陈清玄眼瞧着美芽进了厨房,忙得放下了手中的茶杯,然后“噗通”一声就跪在了钟明巍的面前,然后道:“爷,前日,我一时激动忘形,竟……竟对夫人做出逾矩之举,实在是无心之举,还请爷见谅,不要放在心上。”

“你要是不提,我还真忘了,”钟明巍一怔,这才想起来陈清玄口中的逾矩之举是哪一档子事儿,登时就有些哑然失笑了,一边伸手拉起了陈清玄,一边含笑道,“清玄,我可是听说了你对外人都口口声声称美芽是你妹子,你是我小舅子的,怎么?做兄长的握妹子一把手就算是逾矩了?我看不见得吧。”

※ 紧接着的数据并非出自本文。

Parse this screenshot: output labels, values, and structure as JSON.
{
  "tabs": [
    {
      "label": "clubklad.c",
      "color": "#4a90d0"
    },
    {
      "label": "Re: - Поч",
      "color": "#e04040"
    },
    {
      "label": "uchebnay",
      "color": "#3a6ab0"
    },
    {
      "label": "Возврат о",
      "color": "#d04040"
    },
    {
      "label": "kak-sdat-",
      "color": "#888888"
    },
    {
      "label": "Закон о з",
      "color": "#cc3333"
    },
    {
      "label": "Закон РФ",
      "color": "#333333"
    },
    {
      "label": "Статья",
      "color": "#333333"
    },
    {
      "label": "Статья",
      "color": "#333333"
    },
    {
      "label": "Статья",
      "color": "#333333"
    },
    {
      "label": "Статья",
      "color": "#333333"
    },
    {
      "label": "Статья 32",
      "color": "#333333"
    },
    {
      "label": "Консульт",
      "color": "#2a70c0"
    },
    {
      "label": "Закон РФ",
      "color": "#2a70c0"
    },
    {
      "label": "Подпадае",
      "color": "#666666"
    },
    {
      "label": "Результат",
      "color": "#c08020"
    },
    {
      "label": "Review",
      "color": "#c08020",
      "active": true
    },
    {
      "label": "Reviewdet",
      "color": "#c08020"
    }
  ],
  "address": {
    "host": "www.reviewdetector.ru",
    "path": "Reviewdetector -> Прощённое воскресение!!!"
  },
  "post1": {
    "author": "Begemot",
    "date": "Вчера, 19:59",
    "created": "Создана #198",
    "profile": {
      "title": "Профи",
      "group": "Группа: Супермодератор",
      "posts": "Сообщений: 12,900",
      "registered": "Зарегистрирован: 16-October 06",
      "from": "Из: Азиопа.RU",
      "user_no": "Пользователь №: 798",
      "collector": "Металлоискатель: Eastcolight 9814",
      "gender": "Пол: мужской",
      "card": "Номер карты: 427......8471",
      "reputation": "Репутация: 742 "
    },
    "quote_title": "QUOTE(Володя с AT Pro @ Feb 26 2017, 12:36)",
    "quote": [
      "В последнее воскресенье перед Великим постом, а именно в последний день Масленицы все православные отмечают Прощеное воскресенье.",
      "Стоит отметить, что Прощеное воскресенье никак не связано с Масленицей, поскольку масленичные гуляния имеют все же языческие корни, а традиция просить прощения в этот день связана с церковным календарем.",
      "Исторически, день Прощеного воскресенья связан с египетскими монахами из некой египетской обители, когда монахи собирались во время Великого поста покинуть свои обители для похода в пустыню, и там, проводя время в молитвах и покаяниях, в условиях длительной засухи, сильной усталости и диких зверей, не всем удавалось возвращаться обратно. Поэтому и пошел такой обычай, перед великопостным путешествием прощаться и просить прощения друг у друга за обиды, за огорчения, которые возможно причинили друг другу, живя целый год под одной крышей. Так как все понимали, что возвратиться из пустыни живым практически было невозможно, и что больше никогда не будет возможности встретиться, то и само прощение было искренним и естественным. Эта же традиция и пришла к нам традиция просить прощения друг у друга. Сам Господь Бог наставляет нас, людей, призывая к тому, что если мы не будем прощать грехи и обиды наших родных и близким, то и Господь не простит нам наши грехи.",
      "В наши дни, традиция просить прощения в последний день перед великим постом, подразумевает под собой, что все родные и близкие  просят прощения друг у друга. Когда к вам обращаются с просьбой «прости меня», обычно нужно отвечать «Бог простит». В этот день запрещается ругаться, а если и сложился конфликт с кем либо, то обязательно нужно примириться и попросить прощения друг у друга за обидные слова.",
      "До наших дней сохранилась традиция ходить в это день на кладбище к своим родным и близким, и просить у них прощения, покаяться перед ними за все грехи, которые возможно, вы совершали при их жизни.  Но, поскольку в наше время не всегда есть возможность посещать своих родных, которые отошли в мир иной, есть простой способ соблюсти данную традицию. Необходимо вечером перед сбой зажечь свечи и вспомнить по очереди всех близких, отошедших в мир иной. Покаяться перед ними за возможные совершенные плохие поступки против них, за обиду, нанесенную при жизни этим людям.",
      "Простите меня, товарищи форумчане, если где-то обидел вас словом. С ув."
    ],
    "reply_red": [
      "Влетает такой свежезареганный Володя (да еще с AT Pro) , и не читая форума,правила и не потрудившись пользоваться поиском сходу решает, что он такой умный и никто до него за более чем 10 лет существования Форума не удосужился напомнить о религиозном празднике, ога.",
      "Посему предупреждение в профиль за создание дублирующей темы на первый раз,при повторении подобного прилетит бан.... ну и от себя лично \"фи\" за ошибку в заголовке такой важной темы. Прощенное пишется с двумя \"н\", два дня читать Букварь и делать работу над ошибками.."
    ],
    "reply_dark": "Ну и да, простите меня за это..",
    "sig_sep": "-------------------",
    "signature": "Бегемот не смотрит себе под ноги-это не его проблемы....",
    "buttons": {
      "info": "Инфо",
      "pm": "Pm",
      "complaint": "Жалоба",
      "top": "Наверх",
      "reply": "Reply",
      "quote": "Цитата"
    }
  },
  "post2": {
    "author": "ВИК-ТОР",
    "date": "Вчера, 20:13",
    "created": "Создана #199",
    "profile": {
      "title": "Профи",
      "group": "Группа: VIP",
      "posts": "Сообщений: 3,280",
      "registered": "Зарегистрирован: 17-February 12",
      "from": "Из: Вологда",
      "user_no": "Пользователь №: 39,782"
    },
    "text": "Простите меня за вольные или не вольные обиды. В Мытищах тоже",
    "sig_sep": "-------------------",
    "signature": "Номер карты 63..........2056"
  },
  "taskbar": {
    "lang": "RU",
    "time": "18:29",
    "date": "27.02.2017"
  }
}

这下子轮到陈清玄愣了:“爷您听谁说的这话?我什么……什么时候说过这话?”

“真没说过?”钟明巍看着陈清玄一脸茫然,忍不住摇头笑了,“那可能是傅二公子信口胡诌了,前几天他还跑到我面前哭诉你和孔闻敏联合起来给他难看,让我一定找个机会收拾你们一顿来着,看来是那小子胡诌的。”

陈清玄浑身一僵,顿时想起来这什么妹子小舅子的出处了,登时就面红目赤了起来,再开口的时候便就结结巴巴了:“爷,他……他还跟你说什么?”

“反正就是信口胡诌,你放心我都不会记在心上的,”钟明巍目光滑过陈清玄面红目赤的一张脸,然后轻轻地拍了拍陈清玄的肩膀,一遍又道,“你也别放在心上。”